'The Operation Was a Success, but the Patient Died'
Schopenhauer would have enjoyed the spectacle of grand rounds in academic hospitals: his theory that people argue for victory more than for truth would have found confirmation there.
In grand rounds a physician presents a complex or enigmatic case to the other physicians of the hospital, who then discuss it in detail. The ostensible purpose is to teach, learn and sometimes to enquire; but such human desires as to show off, to appear more-learned-than-thou, and to appear brilliant are often much in evidence. I once worked in a hospital where an ancient and celebrated physician, who had had more diseases, albeit rare and obscure ones, named after him than any other physician in history, attended such rounds until well into his nineties. Once he had spoken he would ostentatiously turn off his hearing aid, the entire matter having been settled to his satisfaction by his own opinion.
The New England Journal of Medicine carries each week a case report from the Massachusetts General Hospital, presented on a grand round. Generally speaking they record a triumph of diagnosis and often of treatment, somewhat like a Sherlock Holmes story. The more obscure the diagnosis the more brilliant appears the solution, seemingly reached effortlessly by the teamwork of clinicians and pathologists. One cannot help but wonder, sometimes, what has been left out. Certainly the patient’s experience doesn’t get much of a look in.

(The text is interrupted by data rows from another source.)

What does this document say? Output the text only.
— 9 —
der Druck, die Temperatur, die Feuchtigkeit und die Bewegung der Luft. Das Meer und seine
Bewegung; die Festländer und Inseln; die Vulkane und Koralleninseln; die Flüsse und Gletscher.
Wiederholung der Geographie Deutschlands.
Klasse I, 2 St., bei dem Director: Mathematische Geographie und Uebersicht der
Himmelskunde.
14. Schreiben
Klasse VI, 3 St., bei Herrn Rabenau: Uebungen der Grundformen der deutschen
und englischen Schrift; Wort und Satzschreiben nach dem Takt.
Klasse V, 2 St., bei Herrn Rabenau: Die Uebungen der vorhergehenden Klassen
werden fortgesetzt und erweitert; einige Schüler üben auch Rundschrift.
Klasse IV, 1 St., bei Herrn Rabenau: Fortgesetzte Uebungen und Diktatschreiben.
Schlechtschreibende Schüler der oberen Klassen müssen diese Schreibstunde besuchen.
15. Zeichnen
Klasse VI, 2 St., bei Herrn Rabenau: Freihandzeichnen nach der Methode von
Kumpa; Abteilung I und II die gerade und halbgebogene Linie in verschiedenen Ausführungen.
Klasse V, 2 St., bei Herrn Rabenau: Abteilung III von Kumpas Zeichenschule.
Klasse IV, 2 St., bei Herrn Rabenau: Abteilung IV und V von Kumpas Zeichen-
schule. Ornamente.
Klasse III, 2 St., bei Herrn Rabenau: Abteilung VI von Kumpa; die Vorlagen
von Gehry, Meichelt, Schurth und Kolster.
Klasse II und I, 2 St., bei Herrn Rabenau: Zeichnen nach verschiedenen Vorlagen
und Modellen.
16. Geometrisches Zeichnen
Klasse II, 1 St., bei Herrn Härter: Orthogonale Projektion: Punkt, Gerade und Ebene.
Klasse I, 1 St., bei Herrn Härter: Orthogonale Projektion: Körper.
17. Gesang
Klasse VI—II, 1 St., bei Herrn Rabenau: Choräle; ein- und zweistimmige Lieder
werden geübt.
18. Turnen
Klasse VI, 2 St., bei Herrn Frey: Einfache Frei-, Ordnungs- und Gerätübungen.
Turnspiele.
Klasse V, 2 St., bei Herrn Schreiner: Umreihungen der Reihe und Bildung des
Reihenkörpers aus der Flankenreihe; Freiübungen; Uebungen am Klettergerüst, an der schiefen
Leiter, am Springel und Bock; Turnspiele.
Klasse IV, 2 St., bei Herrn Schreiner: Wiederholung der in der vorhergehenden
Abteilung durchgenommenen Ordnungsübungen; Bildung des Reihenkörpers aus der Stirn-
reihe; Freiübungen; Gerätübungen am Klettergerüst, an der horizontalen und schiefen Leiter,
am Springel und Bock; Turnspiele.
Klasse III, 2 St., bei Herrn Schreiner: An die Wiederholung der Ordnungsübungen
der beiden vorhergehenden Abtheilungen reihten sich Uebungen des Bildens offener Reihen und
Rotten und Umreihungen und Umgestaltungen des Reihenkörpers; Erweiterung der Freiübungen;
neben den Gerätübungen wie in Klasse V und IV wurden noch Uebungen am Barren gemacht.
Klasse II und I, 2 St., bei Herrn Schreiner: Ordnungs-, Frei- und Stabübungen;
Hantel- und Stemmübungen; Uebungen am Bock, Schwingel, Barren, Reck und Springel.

Recently there was a case reported in the journal that brought to mind the old saying of Victorian surgeons, “the operation was a success, but the patient died.” It concerned a fifty-three year old woman who suffered from persistent redness of the skin and enlargement of the lymph nodes. She was susceptible to infections for which she had repeatedly been admitted to hospital (not the Massachusetts General) and treated with antibiotics.
The diagnosis was very uncertain. She had been given steroids on the supposition that the skin condition was a severe form of psoriasis. The latter is a common skin condition, and it is another old saying that common diseases occur commonly. But she continued to be ill and eventually was admitted to the Massachusetts General, as law cases are taken finally to the Supreme Court.
The patient underwent an immense number of tests of enormous sophistication, among them repeated skin and lymph node biopsies. Immunological and genetic tests were likewise performed. Eventually a diagnosis was reached: she had a cutaneous kind of lymphoma that has a bad prognosis.
The case report discusses the various possibilities for treatment, none of them guaranteed to work and all of them with serious side effects. The best option seemed to be pegylated liposomal doxorubicin, which had a cure rate between 20 and 60 percent, though it can cause serious damage to the heart. “This agent,” said the report, “was considered but could not be obtained because of a national drug shortage.” Other drug treatments could produce remissions, but short-lasting and at the potential cost of severe complications.
In the end, the patient “received alemtuzumab followed by total-skin electron-beam therapy and a reduced-intensity-regimen stem-cell transplant.” The dermatologist adds that the patient “is currently doing well, 1 year after the transplantation.”
A triumph, then, you might think! But in the next paragraph the pathologist says, “Unfortunately, she died approximately 1 year later of transplant-related coronary artery disease, with the lymphoma in complete remission.”
This rather peculiar juxtaposition of the patient doing well, in the present tense, and of having died at the same time, rather casts doubt on the way in which such case histories are constructed or redacted. The patient is cured, but the patient died. However, it is by such contradictions that medicine makes its strides.